My wife and I bought a '51 Chevy pick-up, with a 409 V-8 engine and some modifications, so different parts are different ages. We would have appreciated an all original truck, but found we liked the appeal of '05 Cadillac leather seats, stereo, AC and a tilt steering wheel, etc. There is one quirk we don’t like, however: Sometimes when we stop and park the truck it will refuse to start again. There is sometimes a loose wire on the fuse block, but that doesn’t fix the problem. I can get it started, normally after a while off and parked, but I have to put it in drive and push it a few feet. Sometimes it takes a few tries, but that generally starts it. Formerly it had a racing cam and a hole in the exhaust system. In the condition it frequently stalled and didn’t run smoothly at low rpm’s, but went like a bat outta h&#l at higher rpm’s. And the sound was distinctive from three blocks away. What might be causing the failure to start, now? It’s only happened three times in the past year, but can be aggravating and time consuming.

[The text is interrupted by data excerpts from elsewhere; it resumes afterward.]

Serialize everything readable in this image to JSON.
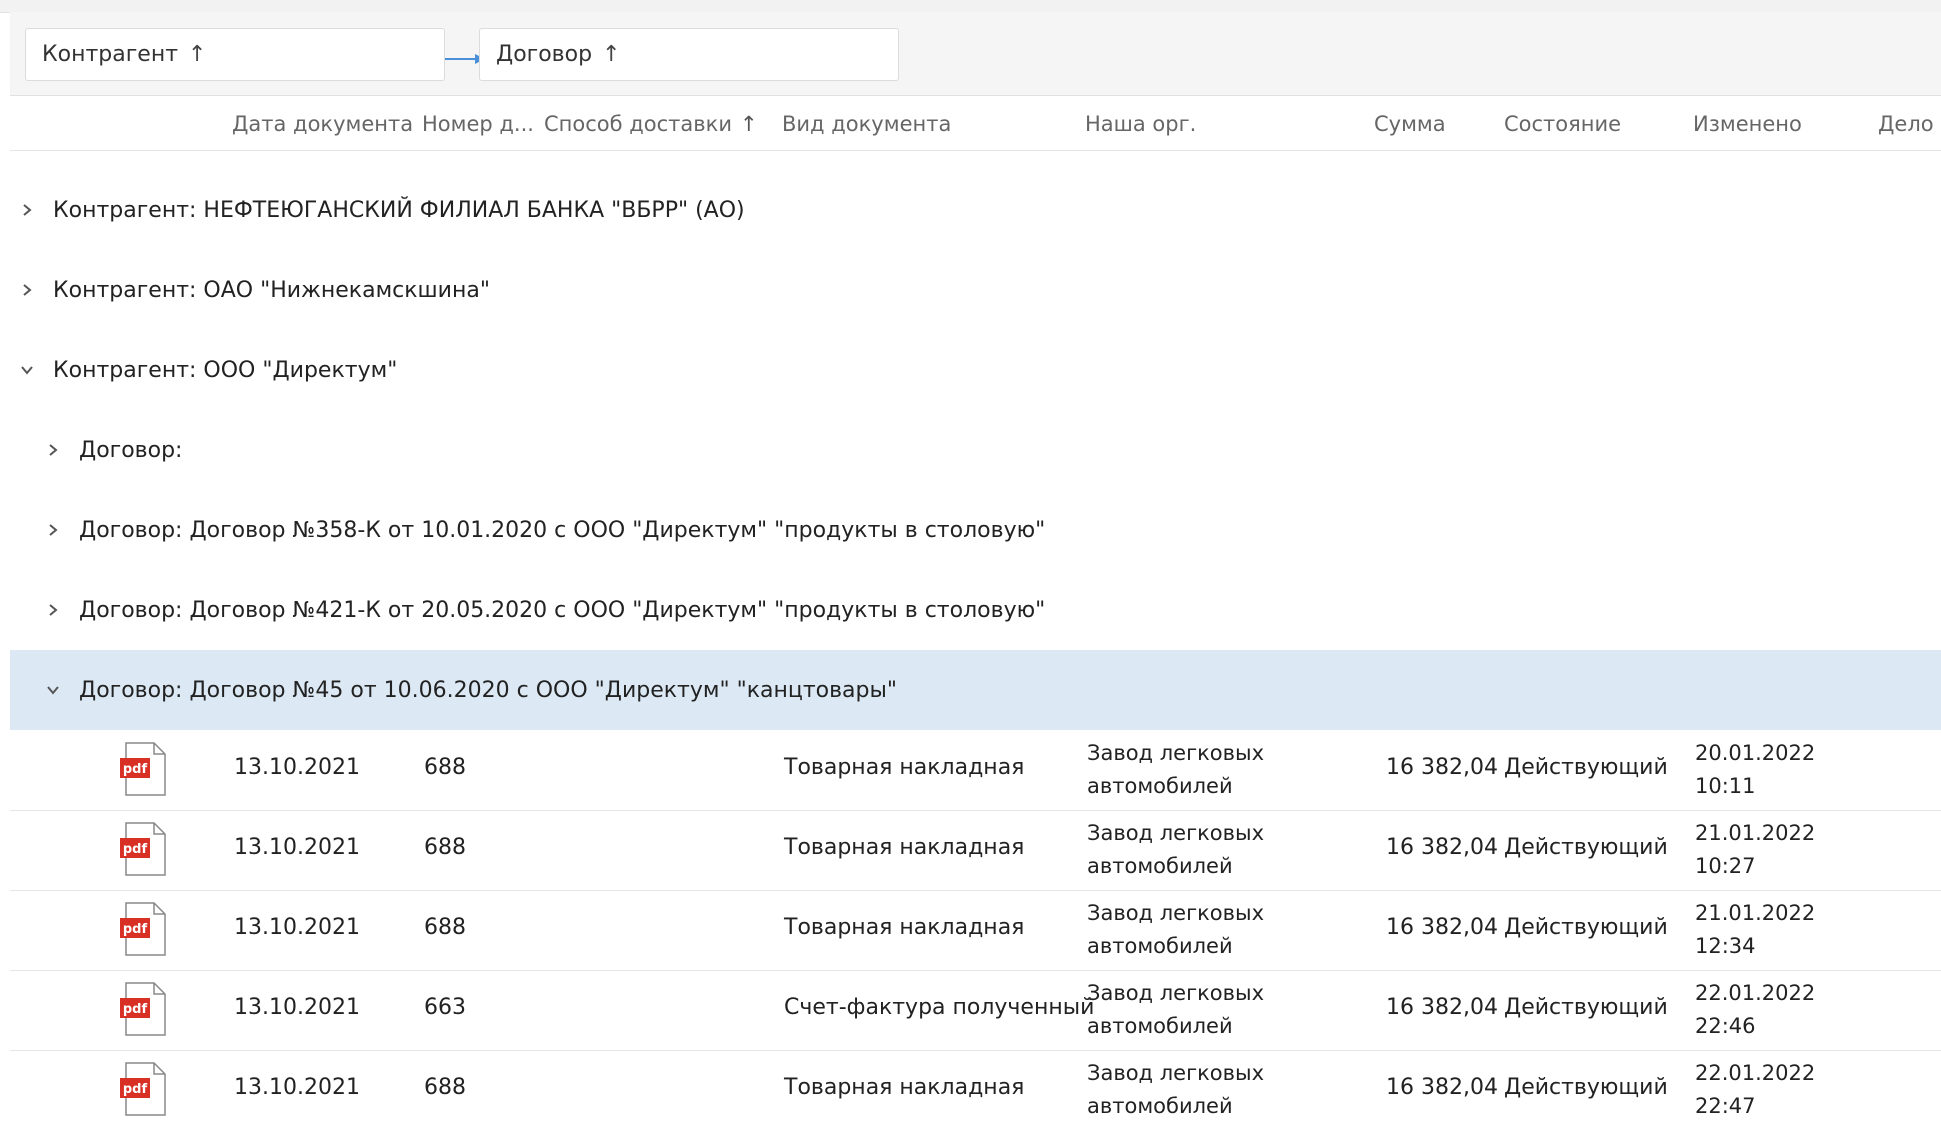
{
  "grouping": {
    "chips": [
      {
        "label": "Контрагент",
        "sort": "↑"
      },
      {
        "label": "Договор",
        "sort": "↑"
      }
    ]
  },
  "columns": [
    {
      "label": "Дата документа"
    },
    {
      "label": "Номер д..."
    },
    {
      "label": "Способ доставки",
      "sort": "↑"
    },
    {
      "label": "Вид документа"
    },
    {
      "label": "Наша орг."
    },
    {
      "label": "Сумма"
    },
    {
      "label": "Состояние"
    },
    {
      "label": "Изменено"
    },
    {
      "label": "Дело"
    }
  ],
  "groups": [
    {
      "label": "Контрагент: НЕФТЕЮГАНСКИЙ ФИЛИАЛ БАНКА \"ВБРР\" (АО)",
      "expanded": false
    },
    {
      "label": "Контрагент: ОАО \"Нижнекамскшина\"",
      "expanded": false
    },
    {
      "label": "Контрагент: ООО \"Директум\"",
      "expanded": true
    },
    {
      "label": "Договор:",
      "expanded": false
    },
    {
      "label": "Договор: Договор №358-К от 10.01.2020 с ООО \"Директум\" \"продукты в столовую\"",
      "expanded": false
    },
    {
      "label": "Договор: Договор №421-К от 20.05.2020 с ООО \"Директум\" \"продукты в столовую\"",
      "expanded": false
    },
    {
      "label": "Договор: Договор №45 от 10.06.2020 с ООО \"Директум\" \"канцтовары\"",
      "expanded": true
    }
  ],
  "rows": [
    {
      "icon": "pdf",
      "date": "13.10.2021",
      "number": "688",
      "type": "Товарная накладная",
      "org_line1": "Завод легковых",
      "org_line2": "автомобилей",
      "sum": "16 382,04",
      "state": "Действующий",
      "changed_date": "20.01.2022",
      "changed_time": "10:11"
    },
    {
      "icon": "pdf",
      "date": "13.10.2021",
      "number": "688",
      "type": "Товарная накладная",
      "org_line1": "Завод легковых",
      "org_line2": "автомобилей",
      "sum": "16 382,04",
      "state": "Действующий",
      "changed_date": "21.01.2022",
      "changed_time": "10:27"
    },
    {
      "icon": "pdf",
      "date": "13.10.2021",
      "number": "688",
      "type": "Товарная накладная",
      "org_line1": "Завод легковых",
      "org_line2": "автомобилей",
      "sum": "16 382,04",
      "state": "Действующий",
      "changed_date": "21.01.2022",
      "changed_time": "12:34"
    },
    {
      "icon": "pdf",
      "date": "13.10.2021",
      "number": "663",
      "type": "Счет-фактура полученный",
      "org_line1": "Завод легковых",
      "org_line2": "автомобилей",
      "sum": "16 382,04",
      "state": "Действующий",
      "changed_date": "22.01.2022",
      "changed_time": "22:46"
    },
    {
      "icon": "pdf",
      "date": "13.10.2021",
      "number": "688",
      "type": "Товарная накладная",
      "org_line1": "Завод легковых",
      "org_line2": "автомобилей",
      "sum": "16 382,04",
      "state": "Действующий",
      "changed_date": "22.01.2022",
      "changed_time": "22:47"
    }
  ],
  "colors": {
    "selected_row": "#dce9f5",
    "pdf_red": "#d93025",
    "link_arrow": "#4a90d9"
  }
}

Dead spot on the starter…replace the starter.
While pushing it that few feet with the tranny in gear allows the starter motor to turn enough to get to a good spot. Then it will start.
My guess is a broken tooth or two in the flywheel, which engages the starter.
When you try to start it, the starter whirs but the engine does not turn?
Or the starter does not turn at all? In that case Yosemite has the correct answer.
I would like to know how moving a vehicle will turn the starter, as far as my experience goes when the starter is disengaged it stays disengaged.
But it will turn the flywheel, so the starter can then engage.
If it is a broken or bad tooth situation @BillRussell or maybe the starter does not mesh if a tooth is in just the right spot.